Assuming $n$ to be an integer, it seems to me that factorial functions and powers of constants is conceptually simpler than the $\Gamma$ function, at least in the sense that they can be computed numerically much easier.

Answer 2

Sorry I have done a big mistake previously. Thanks to @gammatester for pointing it out.

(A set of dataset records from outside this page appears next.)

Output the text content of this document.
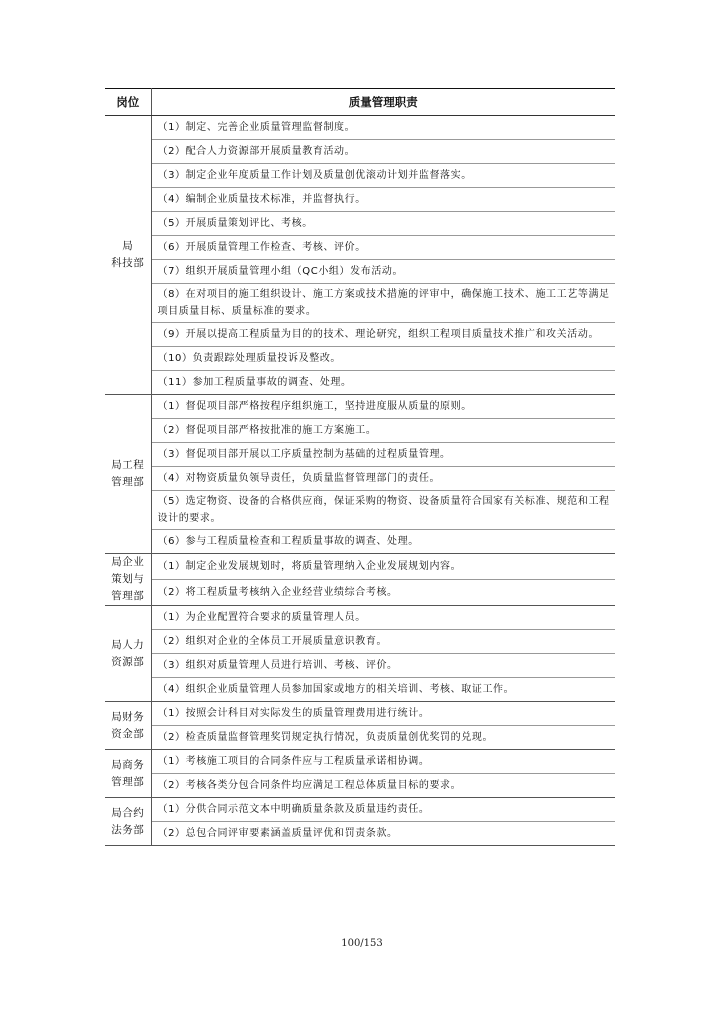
岗位	质量管理职责
局
科技部	（1）制定、完善企业质量管理监督制度。
	（2）配合人力资源部开展质量教育活动。
	（3）制定企业年度质量工作计划及质量创优滚动计划并监督落实。
	（4）编制企业质量技术标准，并监督执行。
	（5）开展质量策划评比、考核。
	（6）开展质量管理工作检查、考核、评价。
	（7）组织开展质量管理小组（QC小组）发布活动。
	（8）在对项目的施工组织设计、施工方案或技术措施的评审中，确保施工技术、施工工艺等满足项目质量目标、质量标准的要求。
	（9）开展以提高工程质量为目的的技术、理论研究，组织工程项目质量技术推广和攻关活动。
	（10）负责跟踪处理质量投诉及整改。
	（11）参加工程质量事故的调查、处理。
局工程
管理部	（1）督促项目部严格按程序组织施工，坚持进度服从质量的原则。
	（2）督促项目部严格按批准的施工方案施工。
	（3）督促项目部开展以工序质量控制为基础的过程质量管理。
	（4）对物资质量负领导责任，负质量监督管理部门的责任。
	（5）选定物资、设备的合格供应商，保证采购的物资、设备质量符合国家有关标准、规范和工程设计的要求。
	（6）参与工程质量检查和工程质量事故的调查、处理。
局企业
策划与
管理部	（1）制定企业发展规划时，将质量管理纳入企业发展规划内容。
	（2）将工程质量考核纳入企业经营业绩综合考核。
局人力
资源部	（1）为企业配置符合要求的质量管理人员。
	（2）组织对企业的全体员工开展质量意识教育。
	（3）组织对质量管理人员进行培训、考核、评价。
	（4）组织企业质量管理人员参加国家或地方的相关培训、考核、取证工作。
局财务
资金部	（1）按照会计科目对实际发生的质量管理费用进行统计。
	（2）检查质量监督管理奖罚规定执行情况，负责质量创优奖罚的兑现。
局商务
管理部	（1）考核施工项目的合同条件应与工程质量承诺相协调。
	（2）考核各类分包合同条件均应满足工程总体质量目标的要求。
局合约
法务部	（1）分供合同示范文本中明确质量条款及质量违约责任。
	（2）总包合同评审要素涵盖质量评优和罚责条款。
100/153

Please check this one out. I hope that this time I have done no mistake. If I have done any, please let me know about it.

Consider two cases:-

Case-$1$

When $n$ is even, $$\frac{Γ\big(\frac{1}{2}(n+2)\big)}{ Γ\big(\frac{1}{2}(n+3)\big)}$$ $$=\frac{\big(\frac{n}{2}\big)!}{Γ\big(\frac{1}{2}(n+3)\big)}\dots (1).$$ Now, $$Γ\big(\frac{1}{2}(n+3)\big)=\big(\frac{n+1}{2}\big)Γ\big(\frac{1}{2}(n+1)\big)=\big(\frac{n+1}{2}\big)\big(\frac{n-1}{2}\big)\dots \frac{1}{2}Γ\big(\frac{1}{2}\big)$$ $$=\frac{\big(\frac{n+1}{2}\big)\big(\frac{n}{2}\big)\dots \frac{1}{2}Γ\big(\frac{1}{2}\big)}{\big(\frac{n}{2}\big)\dots 1}=\frac{\frac{(n+1)!}{2^{(n+1)}}Γ\big(\frac{1}{2}\big)}{\big(\frac{n}{2}\big)!}\dots(2).$$ Substitute the value of $Γ\big(\frac{1}{2}(n+3)\big)$ in equation $(1)$ from equation $(2)$.

Case-$2$

When $n$ is odd, $$Γ\big(\frac{1}{2}(n+3)\big)=\big(\frac{n+1}{2}\big)!\dots (3).$$ $$Γ\big(\frac{1}{2}(n+2)\big)=\big(\frac{n}{2}\big)Γ\big(\frac{n}{2}\big)=\big(\frac{n}{2}\big)\big(\frac{n-2}{2}\big)\dots \frac{1}{2}Γ\big(\frac{1}{2}\big)$$ $$=\frac{\big(\frac{n}{2}\big)\big(\frac{n-2}{2}\big)\dots \frac{1}{2}Γ\big(\frac{1}{2}\big)}{\big(\frac{n-1}{2}\big)\dots 1}=\frac{\frac{n!}{2^n}Γ\big(\frac{1}{2}\big)}{\big(\frac{n-1}{2}\big)!}\dots(4).$$ From equation $(3) \ \& \ (4)$, you can easily evaluate the desired expression, and put the value of, $Γ\big(\frac{1}{2}\big)=\sqrt \pi$.